Повесь луну. История Салли, которая берет судьбу в свои руки - страница 12



Герцог последний раз глубоко втягивает в легкие ночной воздух, чтобы взять себя в руки, потом направляется к дому.

Значит, я вернулась. Навсегда. Если у меня получится. И я найду какой-то способ отсюда помогать тетушке Фэй.
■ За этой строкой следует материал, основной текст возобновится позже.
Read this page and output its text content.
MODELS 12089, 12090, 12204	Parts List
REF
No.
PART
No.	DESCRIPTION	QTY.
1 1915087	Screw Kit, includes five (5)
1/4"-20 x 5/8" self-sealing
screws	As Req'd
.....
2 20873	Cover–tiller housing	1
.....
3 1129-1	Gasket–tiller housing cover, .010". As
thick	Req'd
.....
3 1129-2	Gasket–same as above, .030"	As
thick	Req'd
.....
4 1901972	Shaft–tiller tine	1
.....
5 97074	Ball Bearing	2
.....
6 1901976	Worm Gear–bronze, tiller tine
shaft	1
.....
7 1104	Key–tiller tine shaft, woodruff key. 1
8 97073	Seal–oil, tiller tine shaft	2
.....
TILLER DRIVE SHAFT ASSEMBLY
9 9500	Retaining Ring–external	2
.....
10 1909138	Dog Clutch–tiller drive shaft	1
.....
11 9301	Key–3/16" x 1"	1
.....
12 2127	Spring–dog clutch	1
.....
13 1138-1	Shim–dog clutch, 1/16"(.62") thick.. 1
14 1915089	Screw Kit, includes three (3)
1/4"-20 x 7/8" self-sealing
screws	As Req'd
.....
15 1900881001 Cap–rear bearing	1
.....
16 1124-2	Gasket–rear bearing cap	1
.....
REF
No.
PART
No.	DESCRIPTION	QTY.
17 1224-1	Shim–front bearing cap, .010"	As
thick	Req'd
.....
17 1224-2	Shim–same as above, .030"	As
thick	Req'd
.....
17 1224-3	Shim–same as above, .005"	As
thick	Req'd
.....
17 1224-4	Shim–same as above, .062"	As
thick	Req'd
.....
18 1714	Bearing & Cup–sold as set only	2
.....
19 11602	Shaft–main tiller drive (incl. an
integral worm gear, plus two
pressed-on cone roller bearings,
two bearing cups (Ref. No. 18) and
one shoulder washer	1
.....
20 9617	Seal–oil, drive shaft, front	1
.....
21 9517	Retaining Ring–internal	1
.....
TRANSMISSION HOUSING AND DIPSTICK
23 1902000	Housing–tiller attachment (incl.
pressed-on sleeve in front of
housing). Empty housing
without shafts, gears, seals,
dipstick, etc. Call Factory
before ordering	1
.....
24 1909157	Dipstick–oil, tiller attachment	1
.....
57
Запах Джейн – то есть ее духи с ароматом сирени – шибает мне в ноздри, когда я открываю дверь ее будуара. Не могу нюхать сирень, и чтобы при этом не вспомнилась Джейн. Внутри этой комнаты – вешалки с платьями, ряды туфель, шляпные коробки, ящики, полные корсетов и подобных вещичек. Все это – вещи Джейн. Эти обои с трафаретным рисунком принадлежали Джейн, так же как подушечка для шляпных булавок, и крохотная вешалка для колец, и светлые волосы, запутавшиеся в щетине щетки из чистого серебра. Вид волос Джейн заставляет меня почувствовать себя непрошеной гостьей. Мне не следовало бы быть здесь – поэтому я спешу.

Так много платьев – тонких шелков, мягких кашемиров, деликатных кружев… И вот оно, черное. Я сдираю с себя покрытое пятнами полосатое. Стоять в комнате Джейн вот так вот, в одном белье, почему-то кажется непристойностью, и я торопливо натягиваю через голову ее платье.

Оно оказывается мне впору. Это значит, что я теперь сравнялась размерами с женщиной, которая отослала меня прочь, когда я была маленькой девочкой. Как будто она делает мне одолжение из могилы, и последнее, чего я хочу, – это ощущать себя в долгу перед ней, но особого выбора у меня нет, а платье пошито хорошо, в отличие от всего, что я носила в своей жизни, с подкладкой, защипами и складками, вытачками и набивкой.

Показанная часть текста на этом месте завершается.